If it is less than 0.5 it produces male. If it is 1 or more it produces females, if it is 0.5 to 1 it produces intersexes, if it is more than 1.5 it produces super-female and if it is less than 0.5 to 0.33 it will produce super-male.
3. Quantitative theory:
In this theory sex is determined by the comparative ratio of X and Y chromosomes. Gold Schmidt while working with gypsy moth noted that there are different geographical races. The male is heterogametic XY and female homogametic XX.
The moths occur in Europe, M. Africa and N. Asia. Crosses between male and females of any one locality produce normal males and females.
But when strains of Japanese origin crossed with European produces progeny containing intersexes.
4. Metabolic differentiation theory:
Ridle concluded from his experiments on doves and pigeons that sex is determined by the degree of metabolism.
Less degree of metabolism causes the production of females while increased metabolism cause the production of males.
5. Hormonal theory:
Hormones are the secretion of the endocrine glands which are more conspicuous in the sex differentiation rather than sex determination.
The hormones coming from the ovaries and testes have a great influence on the sexual development. The chromosomes determine sex but further development of sex is influenced by hormones.
There is close relationship of sex glands (testes and ovaries) and sexual characteristics which appear in all parts of body.
A boy castrated before adolescence failed to develop beard, voice and other characteristics of male.
It is observed in many cases that the organisms are females for some part of their life and then turn to males or vice-versa. This phenomenon is known as sex reversion.
Sex is determined by hormonal balance e.g. Birds, Oysters and Marine Annelids. In birds, pituitary gland of female produces hormone, which causes development of ovary in the beginning but if female hormone is not produced ovary destroyed and testes like tissues may develop and enlarge and produces male hormone to cause reversal of sex.
Walker injected testicular extract from a rooster into hen, she developed a comb and showed characteristics of male and even attempted to mate other hen.
When twin calves of opposite sex are born the female is usually abnormal and sterile such calf is called free-martin sex.

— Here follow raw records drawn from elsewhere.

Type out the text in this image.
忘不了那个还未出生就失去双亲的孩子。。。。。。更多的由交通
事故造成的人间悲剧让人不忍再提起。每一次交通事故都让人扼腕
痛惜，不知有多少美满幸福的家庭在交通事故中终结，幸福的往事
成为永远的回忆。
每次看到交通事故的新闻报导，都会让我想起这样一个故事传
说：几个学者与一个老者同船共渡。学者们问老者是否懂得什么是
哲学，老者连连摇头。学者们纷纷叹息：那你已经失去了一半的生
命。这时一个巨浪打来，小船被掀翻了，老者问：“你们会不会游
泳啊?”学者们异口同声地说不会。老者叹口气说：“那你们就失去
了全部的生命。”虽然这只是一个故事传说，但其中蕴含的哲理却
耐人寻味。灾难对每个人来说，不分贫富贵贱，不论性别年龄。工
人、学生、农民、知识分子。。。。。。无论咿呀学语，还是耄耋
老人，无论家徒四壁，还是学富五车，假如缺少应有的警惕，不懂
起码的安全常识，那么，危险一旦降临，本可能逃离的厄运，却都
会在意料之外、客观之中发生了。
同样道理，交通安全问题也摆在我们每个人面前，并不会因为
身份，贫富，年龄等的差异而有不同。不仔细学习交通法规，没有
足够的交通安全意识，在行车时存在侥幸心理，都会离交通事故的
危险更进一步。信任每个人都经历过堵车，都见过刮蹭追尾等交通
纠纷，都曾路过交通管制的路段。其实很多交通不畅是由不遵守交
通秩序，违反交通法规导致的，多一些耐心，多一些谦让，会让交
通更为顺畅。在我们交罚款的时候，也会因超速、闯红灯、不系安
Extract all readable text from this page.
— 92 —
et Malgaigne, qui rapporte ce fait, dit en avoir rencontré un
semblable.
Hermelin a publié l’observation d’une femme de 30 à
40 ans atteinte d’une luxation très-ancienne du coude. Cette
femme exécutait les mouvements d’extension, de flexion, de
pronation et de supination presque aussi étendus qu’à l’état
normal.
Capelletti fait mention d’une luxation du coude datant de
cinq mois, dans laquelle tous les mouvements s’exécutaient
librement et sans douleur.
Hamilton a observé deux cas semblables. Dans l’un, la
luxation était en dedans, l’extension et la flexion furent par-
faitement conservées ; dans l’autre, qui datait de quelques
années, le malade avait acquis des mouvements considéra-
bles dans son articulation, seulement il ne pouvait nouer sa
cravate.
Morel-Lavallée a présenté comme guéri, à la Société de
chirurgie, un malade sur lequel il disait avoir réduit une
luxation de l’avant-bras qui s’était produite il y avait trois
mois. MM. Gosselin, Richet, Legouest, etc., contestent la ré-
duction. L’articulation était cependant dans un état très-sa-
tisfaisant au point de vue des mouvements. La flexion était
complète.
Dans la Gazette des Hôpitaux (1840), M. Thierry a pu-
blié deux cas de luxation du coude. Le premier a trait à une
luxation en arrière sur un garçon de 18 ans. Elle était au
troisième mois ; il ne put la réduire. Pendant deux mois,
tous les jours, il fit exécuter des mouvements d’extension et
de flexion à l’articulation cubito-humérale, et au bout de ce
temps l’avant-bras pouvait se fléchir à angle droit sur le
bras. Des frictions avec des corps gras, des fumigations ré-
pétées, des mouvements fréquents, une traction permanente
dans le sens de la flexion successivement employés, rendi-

6. Determination by environment:
a) In Bonellia, when larvae get attached to the proboscis of female develop into male but becomes female if settles down in mud and live in sea water.

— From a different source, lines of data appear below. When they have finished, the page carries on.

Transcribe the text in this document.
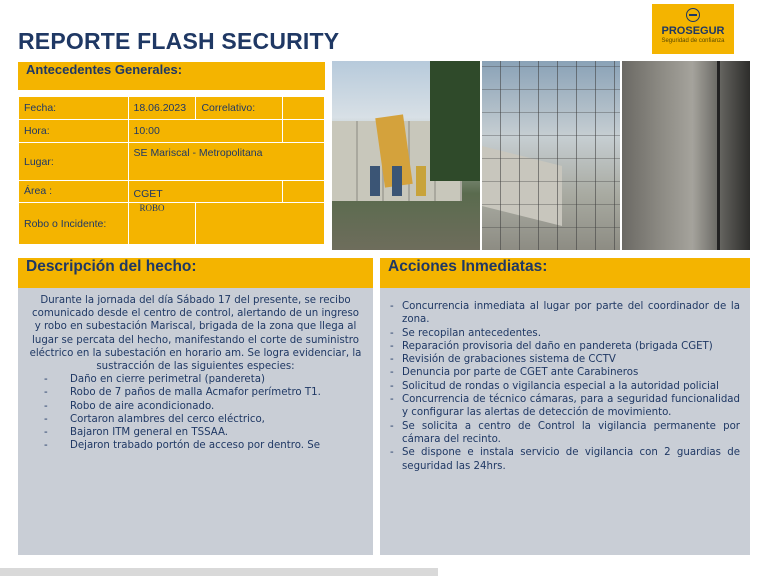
REPORTE FLASH SECURITY	PROSEGUR
Seguridad de confianza
Antecedentes Generales:
Fecha:	18.06.2023	Correlativo:	
Hora:	10:00		
Lugar:	SE Mariscal - Metropolitana		
Área :	CGET		
Robo o Incidente:	ROBO		

Descripción del hecho:

Durante la jornada del día Sábado 17 del presente, se recibo comunicado desde el centro de control, alertando de un ingreso y robo en subestación Mariscal, brigada de la zona que llega al lugar se percata del hecho, manifestando el corte de suministro eléctrico en la subestación en horario am. Se logra evidenciar, la sustracción de las siguientes especies:

- Daño en cierre perimetral (pandereta)
- Robo de 7 paños de malla Acmafor perímetro T1.
- Robo de aire acondicionado.
- Cortaron alambres del cerco eléctrico,
- Bajaron ITM general en TSSAA.
- Dejaron trabado portón de acceso por dentro. Se
Acciones Inmediatas:
- Concurrencia inmediata al lugar por parte del coordinador de la zona.
- Se recopilan antecedentes.
- Reparación provisoria del daño en pandereta (brigada CGET)
- Revisión de grabaciones sistema de CCTV
- Denuncia por parte de CGET ante Carabineros
- Solicitud de rondas o vigilancia especial a la autoridad policial
- Concurrencia de técnico cámaras, para a seguridad funcionalidad y configurar las alertas de detección de movimiento.
- Se solicita a centro de Control la vigilancia permanente por cámara del recinto.
- Se dispone e instala servicio de vigilancia con 2 guardias de seguridad las 24hrs.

b) In Mollusca, if young animals are rared alone become female, but if rared in contact of an adult they become males.
c) Whitney and Shull showed that in rotifers crowding of daphinds together were produces males.
d) Many flowering plants, earthworms and snails are hermaphrodites having genes for both sexes but sexes are expressed by separate part to the exclusion of others.
e) In Dinophilus, sex is determined by size of egg i.e. large eggs produce females and small ones males.
f) In Equisetum, females are produced by good growth conditions and males under poor conditions.